Certos gestos políticos têm a capacidade de transformar cenários. Até sexta-feira, o Brasil vivia o pesadelo de uma intensa ofensiva conservadora. As ações policiais da Operação Lava Jato eram complementadas, no Congresso, pela tentativa de impor, sem debate algum com a sociedade, uma vasta pauta de retrocessos. Esta agenda era comandada por parlamentares (Renan Calheiros e Eduardo Cunha, especialmente) implicados até o pescoço nas próprias investigações da operação. Agiam sem constrangimento algum da mídia – o que expõe o caráter hipócrita da suposta cruzada moralizadora. O governo Dilma, incapaz de iniciativa e interessado apenas em preservar o mandato da presidente, havia passado a colaborar com as medidas regressivas, imaginando talvez ser premiado com um gesto complacente dos que a pressionavam com o impeachment.

Todo este quadro está em questão, desde que Lula recusou o papel acovardado que alguns esperavam dele e denunciou não apenas a violência ilegal de que fora vítima — mas também o que descreveu como conspiração das elites para evitar que volte à Presidência e amplie sua obra em favor das maiorias. A resposta a seu gesto foi uma radicalização em três frentes, claramente desenhada no fim de semana. Primeira: as lideranças da oposição decidiram alterar sua postura no Congresso. Ao invés de manter o esforço para aprovação de sua pauta, que avançava com aval do governo, decidiram obstruir os trabalhos, para tentar mostrar que o país tornou-se ingovernável. Segunda: a chamada “força-tarefa” de delegados, promotores e juízes que conduz a Lava Jato produziu uma sequência impressionante de vazamentos de informação, voltada contra Lula. O último deles, nesta segunda-feira, já não esconde a intenção. Deseja-se encontrar, onde for possível, um artifício que bloqueie a candidatura do ex-presidente em 2016. Terceira: Jornais, revistas semanais e noticiários da TV também tornaram-se mais agressivos contra Lula, algo especialmente nítido no Jornal Nacional nas capas de Veja, IstoÉ e Época.

“A jararaca está mais viva do que nunca. Agora, aguentem”, disse o ex-presidente ao encerrar sua entrevista coletiva na sexta-feira. Mas esta frase desafiadora expressa uma espécie de antítese do lulismo, que tem, entre suas características essenciais, a busca de moderação e a realização de reformas sem rupturas. Como reagirá a jararaca, agora que as elites, depois de acertá-la no rabo, querem emparedá-la numa jaula de vidro? Nos próximos dias, Lula terá de enfrentar dois desafios centrais, intimamente relacionados às contradições de seu próprio projeto político.

O primeiro é o horizonte a apresentar – não em 2018, mas agora.
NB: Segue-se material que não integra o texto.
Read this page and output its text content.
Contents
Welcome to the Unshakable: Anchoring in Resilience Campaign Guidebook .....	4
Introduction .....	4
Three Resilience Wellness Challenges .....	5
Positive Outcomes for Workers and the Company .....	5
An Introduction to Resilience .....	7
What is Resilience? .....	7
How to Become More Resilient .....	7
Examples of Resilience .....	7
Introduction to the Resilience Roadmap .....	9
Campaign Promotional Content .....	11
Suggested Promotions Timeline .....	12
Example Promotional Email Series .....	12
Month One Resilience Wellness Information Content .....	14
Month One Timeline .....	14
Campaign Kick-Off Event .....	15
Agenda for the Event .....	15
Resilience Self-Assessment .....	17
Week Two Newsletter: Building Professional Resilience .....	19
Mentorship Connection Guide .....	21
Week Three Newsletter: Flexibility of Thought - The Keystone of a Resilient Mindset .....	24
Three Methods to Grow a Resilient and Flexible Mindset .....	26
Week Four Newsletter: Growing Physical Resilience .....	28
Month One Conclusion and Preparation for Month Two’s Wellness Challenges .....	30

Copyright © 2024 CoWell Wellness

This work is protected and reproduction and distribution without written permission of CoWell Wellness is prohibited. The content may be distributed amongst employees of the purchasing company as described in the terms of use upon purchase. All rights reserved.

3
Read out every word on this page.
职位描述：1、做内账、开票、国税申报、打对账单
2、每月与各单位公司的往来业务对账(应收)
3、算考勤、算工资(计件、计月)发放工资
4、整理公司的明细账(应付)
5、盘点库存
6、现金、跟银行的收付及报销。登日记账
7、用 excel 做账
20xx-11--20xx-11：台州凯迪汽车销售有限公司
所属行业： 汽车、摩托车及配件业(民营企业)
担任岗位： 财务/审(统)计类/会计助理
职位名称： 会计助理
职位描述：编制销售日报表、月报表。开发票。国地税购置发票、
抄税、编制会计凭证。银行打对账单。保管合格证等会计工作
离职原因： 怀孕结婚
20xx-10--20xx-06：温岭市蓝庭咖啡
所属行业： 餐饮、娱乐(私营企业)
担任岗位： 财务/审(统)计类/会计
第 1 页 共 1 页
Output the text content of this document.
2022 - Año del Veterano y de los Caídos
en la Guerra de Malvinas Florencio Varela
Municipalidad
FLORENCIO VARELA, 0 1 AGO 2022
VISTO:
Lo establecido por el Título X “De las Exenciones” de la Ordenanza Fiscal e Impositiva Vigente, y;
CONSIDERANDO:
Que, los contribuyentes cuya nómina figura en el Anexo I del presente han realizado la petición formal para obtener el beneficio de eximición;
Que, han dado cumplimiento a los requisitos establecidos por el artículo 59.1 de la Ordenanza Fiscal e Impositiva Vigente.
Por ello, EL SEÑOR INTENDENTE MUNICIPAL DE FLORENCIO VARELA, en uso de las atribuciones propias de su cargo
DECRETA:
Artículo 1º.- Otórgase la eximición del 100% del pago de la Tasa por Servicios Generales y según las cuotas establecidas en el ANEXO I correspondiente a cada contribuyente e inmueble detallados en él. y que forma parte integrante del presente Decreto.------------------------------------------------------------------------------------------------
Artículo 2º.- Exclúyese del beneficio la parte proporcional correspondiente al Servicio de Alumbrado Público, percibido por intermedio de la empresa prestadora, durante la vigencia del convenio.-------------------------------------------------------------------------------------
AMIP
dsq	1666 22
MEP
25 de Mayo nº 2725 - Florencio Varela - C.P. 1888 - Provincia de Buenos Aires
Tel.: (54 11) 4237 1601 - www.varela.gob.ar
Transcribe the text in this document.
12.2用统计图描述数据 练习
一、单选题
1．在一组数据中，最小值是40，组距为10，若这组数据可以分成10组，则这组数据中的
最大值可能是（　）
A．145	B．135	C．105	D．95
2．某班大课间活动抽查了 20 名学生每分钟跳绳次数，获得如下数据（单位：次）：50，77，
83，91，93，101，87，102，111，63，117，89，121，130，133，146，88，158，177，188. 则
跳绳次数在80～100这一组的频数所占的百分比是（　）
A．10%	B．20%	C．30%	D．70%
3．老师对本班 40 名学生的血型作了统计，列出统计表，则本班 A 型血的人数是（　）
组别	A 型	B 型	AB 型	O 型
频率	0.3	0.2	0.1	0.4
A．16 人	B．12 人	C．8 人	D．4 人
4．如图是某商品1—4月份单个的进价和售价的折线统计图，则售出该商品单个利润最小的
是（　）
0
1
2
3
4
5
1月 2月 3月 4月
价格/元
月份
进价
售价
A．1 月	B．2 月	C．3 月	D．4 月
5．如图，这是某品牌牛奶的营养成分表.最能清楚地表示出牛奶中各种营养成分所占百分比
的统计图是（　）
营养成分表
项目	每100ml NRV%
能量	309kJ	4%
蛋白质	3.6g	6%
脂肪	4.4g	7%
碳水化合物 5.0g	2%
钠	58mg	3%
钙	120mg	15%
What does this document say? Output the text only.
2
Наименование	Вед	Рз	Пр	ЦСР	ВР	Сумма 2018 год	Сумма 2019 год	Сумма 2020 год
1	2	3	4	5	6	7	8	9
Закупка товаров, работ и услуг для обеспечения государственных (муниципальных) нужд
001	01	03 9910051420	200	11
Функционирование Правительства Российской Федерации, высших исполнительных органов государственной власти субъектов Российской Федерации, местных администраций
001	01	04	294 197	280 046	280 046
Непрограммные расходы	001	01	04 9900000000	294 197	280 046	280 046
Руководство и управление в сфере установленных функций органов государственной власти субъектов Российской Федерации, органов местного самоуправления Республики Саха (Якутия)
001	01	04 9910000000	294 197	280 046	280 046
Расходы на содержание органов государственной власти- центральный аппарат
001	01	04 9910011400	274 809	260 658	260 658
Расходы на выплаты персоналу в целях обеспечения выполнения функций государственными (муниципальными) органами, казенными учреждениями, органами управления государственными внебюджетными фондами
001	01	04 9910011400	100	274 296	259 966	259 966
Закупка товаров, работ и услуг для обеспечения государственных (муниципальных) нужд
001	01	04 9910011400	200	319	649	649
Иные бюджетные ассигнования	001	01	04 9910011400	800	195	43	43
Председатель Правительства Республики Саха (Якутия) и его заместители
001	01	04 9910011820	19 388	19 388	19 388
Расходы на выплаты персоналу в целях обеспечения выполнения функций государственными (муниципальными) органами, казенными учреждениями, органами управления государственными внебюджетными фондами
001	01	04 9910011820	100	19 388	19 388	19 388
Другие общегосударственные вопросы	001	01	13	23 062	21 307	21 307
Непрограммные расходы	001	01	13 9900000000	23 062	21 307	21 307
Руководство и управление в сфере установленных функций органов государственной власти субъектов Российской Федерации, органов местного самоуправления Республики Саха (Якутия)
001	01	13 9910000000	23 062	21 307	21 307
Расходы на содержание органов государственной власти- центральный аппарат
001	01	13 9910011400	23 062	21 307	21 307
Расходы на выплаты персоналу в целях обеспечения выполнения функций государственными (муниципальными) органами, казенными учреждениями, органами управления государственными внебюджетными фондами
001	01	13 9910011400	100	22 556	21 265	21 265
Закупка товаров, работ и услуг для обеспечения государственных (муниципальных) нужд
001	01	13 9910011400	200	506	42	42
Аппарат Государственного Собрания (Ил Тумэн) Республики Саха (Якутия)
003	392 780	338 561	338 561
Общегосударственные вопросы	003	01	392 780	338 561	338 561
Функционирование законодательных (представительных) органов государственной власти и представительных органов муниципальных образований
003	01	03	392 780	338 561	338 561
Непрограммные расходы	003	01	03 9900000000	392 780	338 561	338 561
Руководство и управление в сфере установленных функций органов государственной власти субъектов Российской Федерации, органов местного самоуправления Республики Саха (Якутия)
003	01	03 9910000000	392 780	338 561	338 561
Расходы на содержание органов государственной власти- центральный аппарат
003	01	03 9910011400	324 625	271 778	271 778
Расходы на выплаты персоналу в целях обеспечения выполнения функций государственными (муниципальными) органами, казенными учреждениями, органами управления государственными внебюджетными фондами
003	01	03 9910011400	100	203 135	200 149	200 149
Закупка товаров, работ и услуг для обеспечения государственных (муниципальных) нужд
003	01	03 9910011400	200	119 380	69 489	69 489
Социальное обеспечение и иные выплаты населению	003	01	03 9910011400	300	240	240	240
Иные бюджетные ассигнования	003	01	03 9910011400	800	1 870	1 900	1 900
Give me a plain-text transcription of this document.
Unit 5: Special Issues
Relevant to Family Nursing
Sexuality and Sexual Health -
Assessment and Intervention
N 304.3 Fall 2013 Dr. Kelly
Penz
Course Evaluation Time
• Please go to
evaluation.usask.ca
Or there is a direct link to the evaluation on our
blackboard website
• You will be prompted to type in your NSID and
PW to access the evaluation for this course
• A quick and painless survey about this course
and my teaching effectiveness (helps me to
Na sexta, a emoção suscitada pela coerção ao ex-presidente lotou a quadra dos bancários em São Paulo, despertou a solidariedade de adversários (como os deputados Milton Temer e Marcelo Freixo, do PSOL). Mas para percorrer o país mobilizando a sociedade – como anunciou, e agora parece indispensável –, Lula precisará de mais. Como entusiasmar de novo multidões, num momento em que seu partido, no governo, aplica medidas que ampliam o desemprego e mergulham o país na recessão?

E como articular-se com as lideranças sociais capazes de levar a população às ruas? Vale ler, a este respeito, a nota sobre a conjuntura publicada no domingo pelo MTST. O movimento foi, nos meses anteriores, quem mais mobilizou para os atos em defesa da legalidade e contra o impeachment. Agora, sua mensagem central parece ser outra: crítica ácida ao governo Dilma e suas “concessões ao mercado financeiro e à direita”. Contradição emblemática: na nota, o MTST anuncia sua participação nas manifestações convocadas para 31 de Março. Mas dá a elas caráter muito distinto ao proposto pela Frente Brasil Popular, que também os convoca. Para os sem-teto, não se trata agora de defender o governo federal, mas de lutar “contra a reforma da Previdência e o ajuste fiscal”, duas pautas promovidas diretamente pelo Palácio do Planalto.

O segundo desafio de Lula, portanto, será resolver sua relação com o governo Dilma. Há duas maneiras de fazê-lo. A primeira, hoje impensável, é romper com Dilma. A segunda é levar a presidente a um giro em sua agenda. Uma sinalização clara do governo contra as pautas regressivas que tramitam no Congresso Nacional (inclusive as de sua própria iniciativa) indicaria aos movimentos sociais que há caminho para o diálogo. Ela poderia ser complementada por medidas de cunho social, ainda que simbólicas – um reajuste nos valores da Bolsa-Família, para fazer frente a inflação, uma redução nos preços do gás de cozinha, agora que há folga nas cotações internacionais do petróleo.

O problema, para o lulismo, é que este giro seria interpretado como uma declaração de guerra pelas elites. A pressão delas pelo impeachment cresceria ainda mais. A disputa iria inevitavelmente para as ruas. Na sexta-feira, Lula prometeu entregar seu destino a elas. Terá forças e vontade para fazê-lo?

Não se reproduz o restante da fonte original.